As the weeks wore on, the girl was diagnosed with post-traumatic stress disorder, and she became suicidal, her mother said. In 2003, she was hospitalized seven times in five months, her mother said. When Banks walked in on her daughter as she tried to slash her wrists, the girl attempted to turn the knife on her mother.
Eventually, the state assumed custody of the girl, but Banks still must sign off on where she is living. "I couldn't even provide a safe home environment," the mother said. "I was so scared that I was gonna come home and find her dead." At the same time, she said, "I didn't want to give her up."
In 2005, Banks hired a lawyer and sued the school system for negligence. The case went to trial this summer in Baltimore Circuit Court. The school system argued that the girl was misbehaving just as much as the boys.
"I think the school tried to portray the defense as, 'She got what she deserved,'" said H. Richard Duden, the lawyer representing the family. "The jury was not receptive."

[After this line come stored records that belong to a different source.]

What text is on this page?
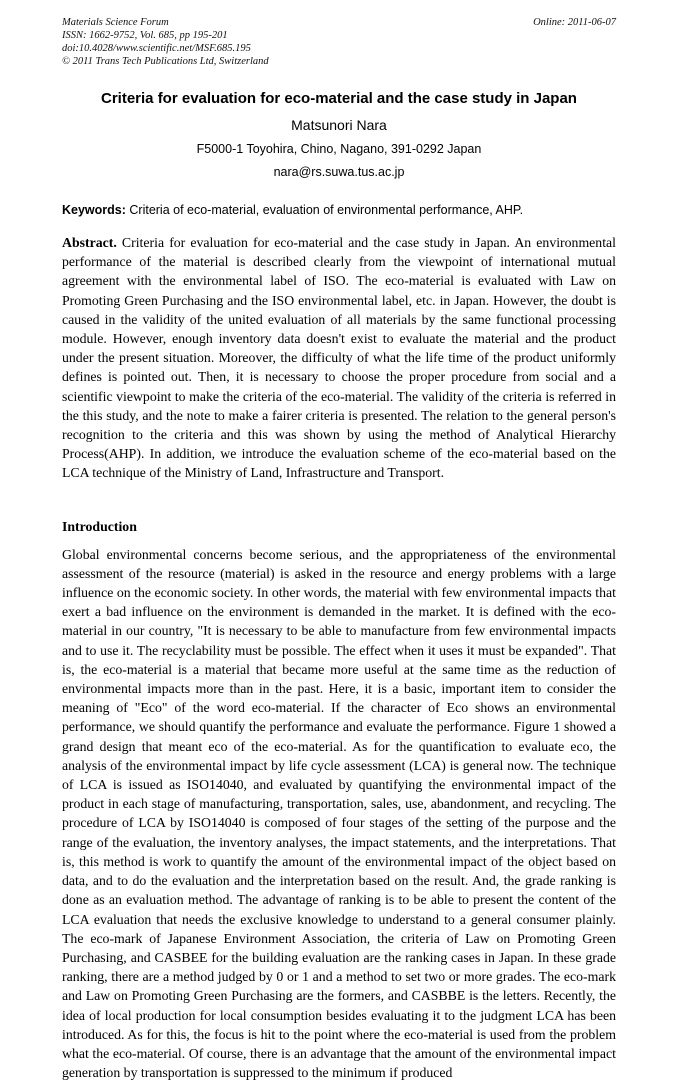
Materials Science Forum
ISSN: 1662-9752, Vol. 685, pp 195-201
doi:10.4028/www.scientific.net/MSF.685.195
© 2011 Trans Tech Publications Ltd, Switzerland
Online: 2011-06-07
Criteria for evaluation for eco-material and the case study in Japan
Matsunori Nara
F5000-1 Toyohira, Chino, Nagano, 391-0292 Japan
nara@rs.suwa.tus.ac.jp
Keywords: Criteria of eco-material, evaluation of environmental performance, AHP.
Abstract. Criteria for evaluation for eco-material and the case study in Japan. An environmental performance of the material is described clearly from the viewpoint of international mutual agreement with the environmental label of ISO. The eco-material is evaluated with Law on Promoting Green Purchasing and the ISO environmental label, etc. in Japan. However, the doubt is caused in the validity of the united evaluation of all materials by the same functional processing module. However, enough inventory data doesn't exist to evaluate the material and the product under the present situation. Moreover, the difficulty of what the life time of the product uniformly defines is pointed out. Then, it is necessary to choose the proper procedure from social and a scientific viewpoint to make the criteria of the eco-material. The validity of the criteria is referred in the this study, and the note to make a fairer criteria is presented. The relation to the general person's recognition to the criteria and this was shown by using the method of Analytical Hierarchy Process(AHP). In addition, we introduce the evaluation scheme of the eco-material based on the LCA technique of the Ministry of Land, Infrastructure and Transport.
Introduction
Global environmental concerns become serious, and the appropriateness of the environmental assessment of the resource (material) is asked in the resource and energy problems with a large influence on the economic society. In other words, the material with few environmental impacts that exert a bad influence on the environment is demanded in the market. It is defined with the eco-material in our country, "It is necessary to be able to manufacture from few environmental impacts and to use it. The recyclability must be possible. The effect when it uses it must be expanded". That is, the eco-material is a material that became more useful at the same time as the reduction of environmental impacts more than in the past. Here, it is a basic, important item to consider the meaning of "Eco" of the word eco-material. If the character of Eco shows an environmental performance, we should quantify the performance and evaluate the performance. Figure 1 showed a grand design that meant eco of the eco-material. As for the quantification to evaluate eco, the analysis of the environmental impact by life cycle assessment (LCA) is general now. The technique of LCA is issued as ISO14040, and evaluated by quantifying the environmental impact of the product in each stage of manufacturing, transportation, sales, use, abandonment, and recycling. The procedure of LCA by ISO14040 is composed of four stages of the setting of the purpose and the range of the evaluation, the inventory analyses, the impact statements, and the interpretations. That is, this method is work to quantify the amount of the environmental impact of the object based on data, and to do the evaluation and the interpretation based on the result. And, the grade ranking is done as an evaluation method. The advantage of ranking is to be able to present the content of the LCA evaluation that needs the exclusive knowledge to understand to a general consumer plainly. The eco-mark of Japanese Environment Association, the criteria of Law on Promoting Green Purchasing, and CASBEE for the building evaluation are the ranking cases in Japan. In these grade ranking, there are a method judged by 0 or 1 and a method to set two or more grades. The eco-mark and Law on Promoting Green Purchasing are the formers, and CASBBE is the letters. Recently, the idea of local production for local consumption besides evaluating it to the judgment LCA has been introduced. As for this, the focus is hit to the point where the eco-material is used from the problem what the eco-material. Of course, there is an advantage that the amount of the environmental impact generation by transportation is suppressed to the minimum if produced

The jury awarded Banks and her daughter $135,000 for medical expenses and pain and suffering. Judge Alfred Nance reduced the award to $100,000, the maximum allowed against the school board over a single incident.
Nance would not allow the jury to consider the system's claim of "contributory negligence," its contention that the girl's conduct was a factor in what happened. Now the school system is appealing the case to the Maryland Court of Special Appeals on the grounds that contributory negligence should be considered.
Banks, who has been sick in the past year with diabetes, lives in Edmondson Village with her mother and sister. Her daughter lives in a residential facility in Montgomery County, where she is trying to earn the credits she needs to graduate from high school. She is permitted an overnight visit with her family every other week. She's home for the Thanksgiving weekend.